Havre, Montana – Dr. Michelle Donaldson is an Orthopedic Surgeon at the Northern Montana Specialty Medical Center in Havre. She has spent the last 19 years as a team physician for the US Olympic Snowboarding Team. She will now be adding a new title onto her resume; Team Physician for the US Olympic Equestrian Eventing Team. She is set to travel with the team this month to Holland to cover the Nations Cup. It is the last big International event for the team before the Tokyo Olympics in 2020.
For those unfamiliar with the Eventing Team, Eventing (also known as horse trials) is an equestrian event where a single horse and rider combine and compete against other competitors across the three disciplines of Dressage, Cross-Country, and Show Jumping. This event has its roots in a comprehensive cavalry test that required mastery of several types of riding.
Dressage is an exact set of movements ridden in an enclosed arena and is judged in balance, rhythm. suppleness, and most importantly, cooperation between the horse and its rider. The challenge is to demonstrate that a supremely fit horse also has the training to perform in a graceful, relaxed, and precise manner.
Cross-Country is the next phase and it requires both the horse and rider to be in prime physical condition and to have an excellent working relationship. The course consists of 12-40 obstacles; fences, ponds, streams, ditches, drops and banks; and various combinations. The scores are based on time, ability to cover obstacles, and the ability of the rider to implore the horse to obey the commands. While the rider is walked through the course prior to the event, the horse is running it for the first time.
The last phase of the Eventing competition is the Show Jumping. It is run on a timed course with 12-20 fences set up in a ring. In addition to normal jumping skills, the show jumping phase tests the fitness and stamina of the horse and rider, generally being held after the cross-country phase.
Dr. Donaldson is a rider herself. She and her husband currently own 6 horses.
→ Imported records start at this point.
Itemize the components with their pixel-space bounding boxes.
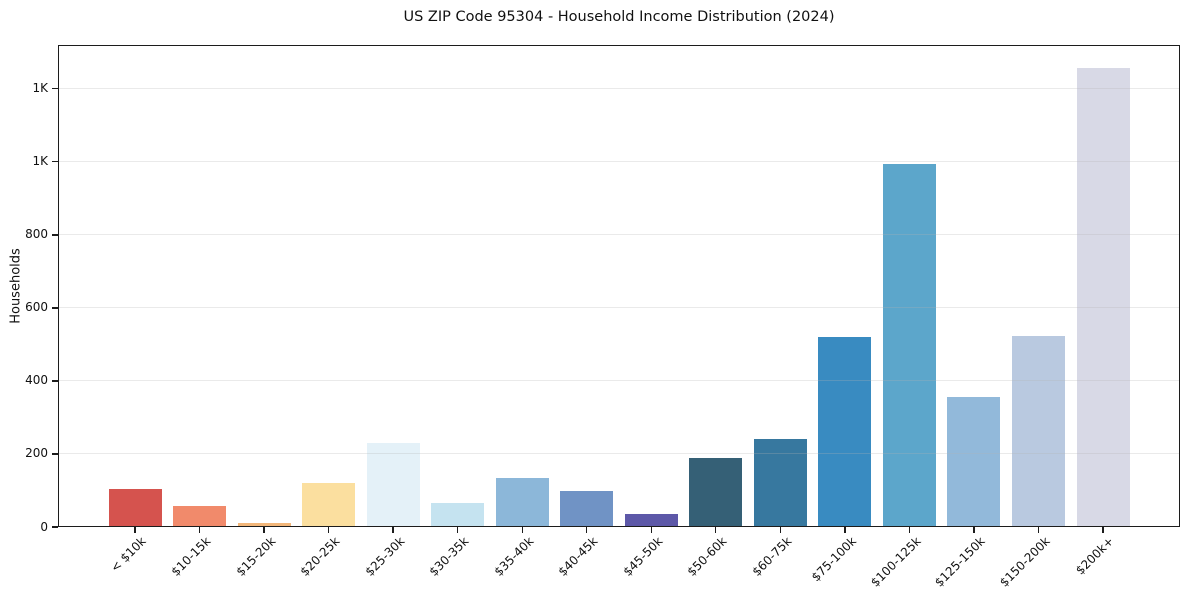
y-tick-label: 600 — [25, 300, 48, 315]
x-tick-label: $150-200k — [996, 534, 1053, 590]
x-tick-label: $125-150k — [932, 534, 988, 590]
x-tick — [715, 527, 717, 533]
bar — [1076, 67, 1130, 527]
bar — [882, 163, 936, 527]
y-tick-label: 400 — [25, 373, 48, 388]
x-tick-label: $45-50k — [620, 534, 666, 579]
y-tick-label: 0 — [40, 519, 48, 534]
bar — [237, 523, 291, 527]
x-tick-label: $25-30k — [362, 534, 408, 579]
x-tick — [457, 527, 459, 533]
bar — [1011, 336, 1065, 527]
bar — [173, 505, 227, 527]
x-tick-label: $40-45k — [555, 534, 601, 579]
x-tick — [327, 527, 330, 533]
gridline — [58, 380, 1180, 382]
x-tick-label: $10-15k — [168, 534, 214, 579]
x-tick — [908, 527, 911, 533]
x-tick — [1102, 527, 1104, 533]
x-tick-label: $35-40k — [491, 534, 537, 579]
x-tick-label: $30-35k — [426, 534, 472, 579]
x-tick-label: $200k+ — [1073, 534, 1117, 578]
bar — [431, 502, 485, 527]
y-tick — [52, 307, 58, 309]
bar — [495, 478, 549, 527]
bar — [753, 438, 807, 527]
plot-area: 0 200 400 600 800 1K 1K < $10k $10-15k $15-20k $20… — [25, 45, 1180, 590]
x-tick — [779, 527, 781, 533]
chart-title: US ZIP Code 95304 - Household Income Dis… — [403, 9, 835, 25]
y-tick-label: 1K — [32, 81, 48, 96]
x-tick — [392, 527, 394, 533]
x-tick — [263, 527, 265, 533]
y-tick — [52, 88, 58, 90]
x-tick-label: $60-75k — [749, 534, 795, 579]
y-tick-label: 1K — [32, 154, 48, 169]
gridline — [58, 307, 1180, 309]
x-tick — [973, 527, 975, 533]
x-tick — [650, 527, 652, 533]
x-tick — [844, 527, 846, 533]
bar — [302, 482, 356, 527]
x-tick-label: $50-60k — [684, 534, 730, 579]
y-tick-label: 200 — [25, 446, 48, 461]
y-tick — [52, 380, 58, 382]
bar — [108, 488, 162, 527]
x-tick — [521, 527, 523, 533]
bar — [947, 396, 1001, 527]
x-tick-label: $15-20k — [233, 534, 278, 579]
gridline — [58, 234, 1180, 236]
bar — [689, 458, 743, 527]
x-tick — [134, 527, 136, 533]
x-tick — [586, 527, 588, 533]
gridline — [58, 88, 1180, 90]
gridline — [58, 161, 1180, 163]
y-tick — [52, 526, 58, 528]
y-tick — [52, 234, 58, 236]
gridline — [58, 453, 1180, 455]
y-tick — [52, 453, 58, 455]
x-tick-label: $75-100k — [808, 534, 859, 585]
y-tick — [52, 161, 58, 163]
x-tick — [1037, 527, 1040, 533]
bar — [818, 337, 872, 527]
x-tick-label: < $10k — [108, 534, 149, 575]
y-tick-label: 800 — [25, 227, 48, 242]
bar — [624, 513, 678, 527]
bar — [366, 443, 420, 527]
x-tick-label: $100-125k — [867, 534, 924, 590]
x-tick — [198, 527, 201, 533]
bar — [560, 490, 614, 527]
x-tick-label: $20-25k — [297, 534, 343, 579]
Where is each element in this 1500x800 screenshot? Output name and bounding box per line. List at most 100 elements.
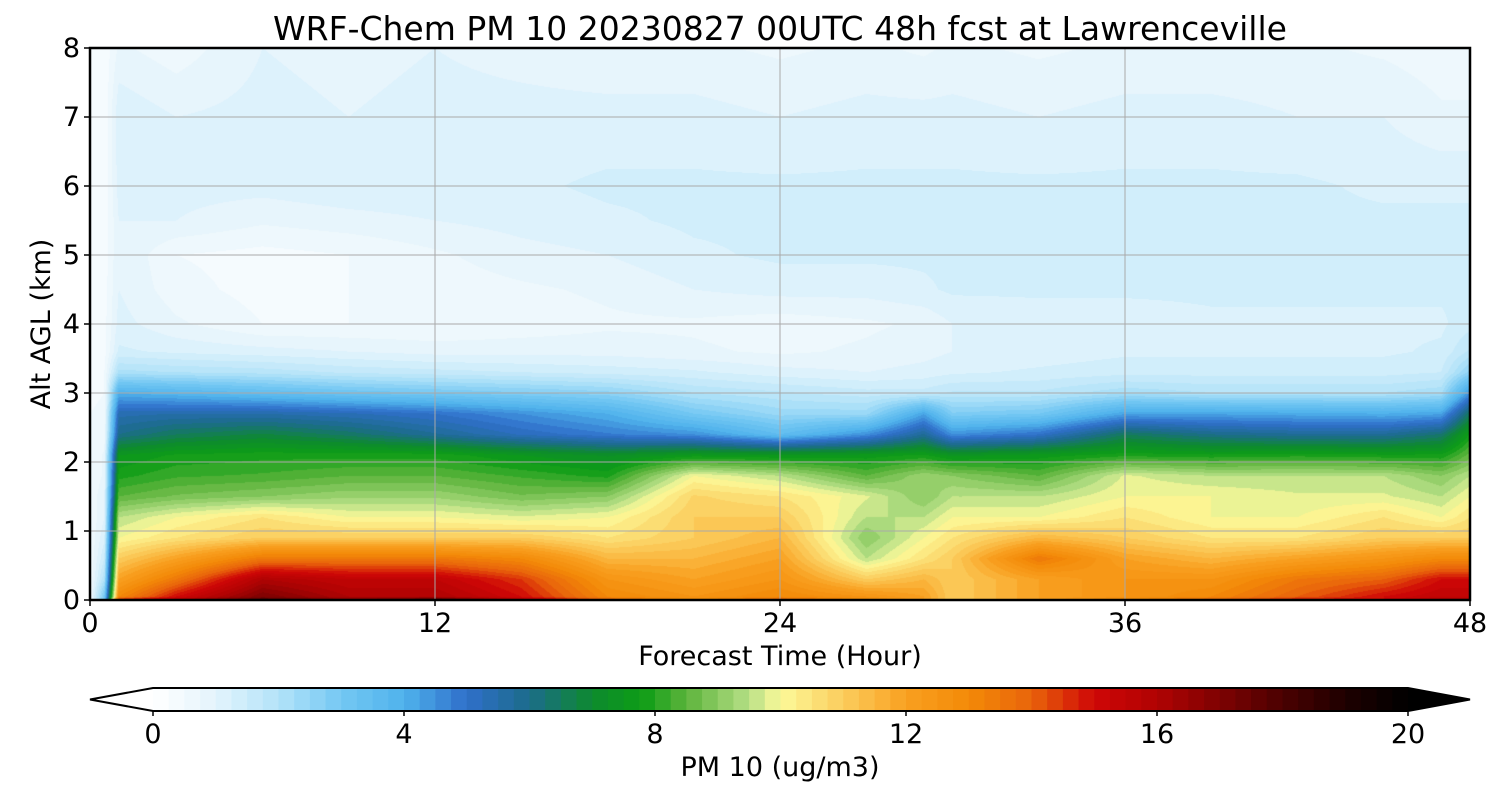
y-tick-label: 7 — [63, 102, 80, 133]
x-tick-label: 24 — [763, 608, 797, 639]
colorbar-segment — [1313, 688, 1331, 711]
colorbar-segment — [215, 688, 233, 711]
colorbar-segment — [482, 688, 499, 711]
colorbar-tick-label: 20 — [1391, 719, 1425, 750]
colorbar-segment — [670, 688, 687, 711]
colorbar-segment — [780, 688, 797, 711]
colorbar-segment — [309, 688, 327, 711]
colorbar-tick-label: 4 — [395, 719, 412, 750]
colorbar-segment — [984, 688, 1001, 711]
colorbar-segment — [1345, 688, 1362, 711]
colorbar-segment — [639, 688, 656, 711]
y-tick-label: 4 — [63, 309, 80, 340]
colorbar-segment — [247, 688, 264, 711]
y-tick-label: 8 — [63, 33, 80, 64]
chart-title: WRF-Chem PM 10 20230827 00UTC 48h fcst a… — [273, 9, 1287, 48]
y-tick-label: 3 — [63, 378, 80, 409]
colorbar-segment — [592, 688, 609, 711]
colorbar-segment — [937, 688, 954, 711]
colorbar: 0 4 8 12 16 20 — [89, 687, 1471, 750]
colorbar-segment — [325, 688, 342, 711]
colorbar-segment — [513, 688, 531, 711]
colorbar-segment — [1172, 688, 1189, 711]
colorbar-segment — [262, 688, 280, 711]
colorbar-segment — [733, 688, 750, 711]
colorbar-segment — [906, 688, 923, 711]
grid-lines — [90, 48, 1470, 600]
colorbar-segment — [1235, 688, 1252, 711]
colorbar-segment — [1360, 688, 1378, 711]
colorbar-segment — [294, 688, 311, 711]
colorbar-segment — [466, 688, 484, 711]
colorbar-segment — [874, 688, 891, 711]
x-axis-label: Forecast Time (Hour) — [638, 641, 922, 672]
colorbar-segment — [968, 688, 986, 711]
colorbar-segment — [1376, 688, 1393, 711]
colorbar-segment — [1094, 688, 1111, 711]
y-tick-label: 5 — [63, 240, 80, 271]
colorbar-segment — [1204, 688, 1221, 711]
colorbar-segment — [843, 688, 860, 711]
x-tick-label: 0 — [81, 608, 98, 639]
colorbar-tick-label: 8 — [646, 719, 663, 750]
colorbar-segment — [858, 688, 876, 711]
colorbar-segment — [1141, 688, 1158, 711]
colorbar-segment — [1266, 688, 1284, 711]
colorbar-segment — [827, 688, 844, 711]
colorbar-segment — [921, 688, 938, 711]
x-tick-label: 36 — [1108, 608, 1142, 639]
colorbar-segment — [811, 688, 829, 711]
y-axis-ticks: 0 1 2 3 4 5 6 7 8 — [63, 33, 90, 616]
colorbar-segment — [702, 688, 719, 711]
colorbar-segment — [1109, 688, 1127, 711]
colorbar-segment — [1251, 688, 1268, 711]
colorbar-segment — [1219, 688, 1237, 711]
colorbar-segment — [1188, 688, 1205, 711]
colorbar-segment — [560, 688, 578, 711]
colorbar-segment — [200, 688, 217, 711]
colorbar-extend-max — [1408, 688, 1470, 711]
y-tick-label: 0 — [63, 585, 80, 616]
colorbar-segment — [796, 688, 813, 711]
colorbar-segment — [1047, 688, 1064, 711]
colorbar-segment — [372, 688, 389, 711]
colorbar-segment — [1282, 688, 1299, 711]
colorbar-segment — [953, 688, 970, 711]
colorbar-segment — [168, 688, 185, 711]
colorbar-segment — [388, 688, 405, 711]
colorbar-tick-label: 0 — [144, 719, 161, 750]
colorbar-segment — [890, 688, 907, 711]
x-tick-label: 48 — [1453, 608, 1487, 639]
colorbar-segment — [435, 688, 452, 711]
x-tick-label: 12 — [418, 608, 452, 639]
colorbar-segment — [153, 688, 170, 711]
colorbar-segment — [278, 688, 295, 711]
y-tick-label: 1 — [63, 516, 80, 547]
colorbar-segment — [1157, 688, 1174, 711]
colorbar-tick-label: 16 — [1140, 719, 1174, 750]
colorbar-label: PM 10 (ug/m3) — [681, 752, 880, 783]
x-axis-ticks: 0 12 24 36 48 — [81, 600, 1487, 639]
colorbar-segment — [419, 688, 436, 711]
colorbar-segment — [1298, 688, 1315, 711]
colorbar-segment — [404, 688, 421, 711]
colorbar-segment — [498, 688, 515, 711]
colorbar-segment — [1031, 688, 1048, 711]
colorbar-segment — [184, 688, 201, 711]
colorbar-segment — [356, 688, 374, 711]
colorbar-segment — [1062, 688, 1080, 711]
colorbar-segment — [576, 688, 593, 711]
colorbar-segment — [341, 688, 358, 711]
colorbar-segment — [607, 688, 625, 711]
y-tick-label: 2 — [63, 447, 80, 478]
colorbar-segment — [451, 688, 468, 711]
colorbar-segment — [1000, 688, 1017, 711]
colorbar-segment — [1015, 688, 1033, 711]
y-tick-label: 6 — [63, 171, 80, 202]
colorbar-segment — [1125, 688, 1142, 711]
colorbar-segment — [1329, 688, 1346, 711]
colorbar-segment — [686, 688, 703, 711]
colorbar-segment — [623, 688, 640, 711]
colorbar-segment — [1078, 688, 1095, 711]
They started out trail riding, she moved on to the jumper ring, and then decided to try her hand at Eventing. She quickly fell in love with the sport and is currently competing nationally with her 12-year old warm blood, Harley. They recently placed sixth in the Pacific Northwest at Regional Championships and have qualified for the American Eventing Championships to be held in September 2020 in Kentucky. Because the team consists of the same horse and rider, the connection between them is vitally important.
It is through her experiences at regional and national competitions that Dr. Donaldson began working with the US Equestrian Team. Her expertise in orthopedics and in treating competitive athletes is invaluable. When asked what type of injuries riders typically sustain in Eventing she replied, “We mainly see minor injuries. Clavicle fractures and concussions are the two main serious injuries we may see. My main role is to be on hand should something happen.” This will be Dr. Donaldson’s first trip accompanying the team.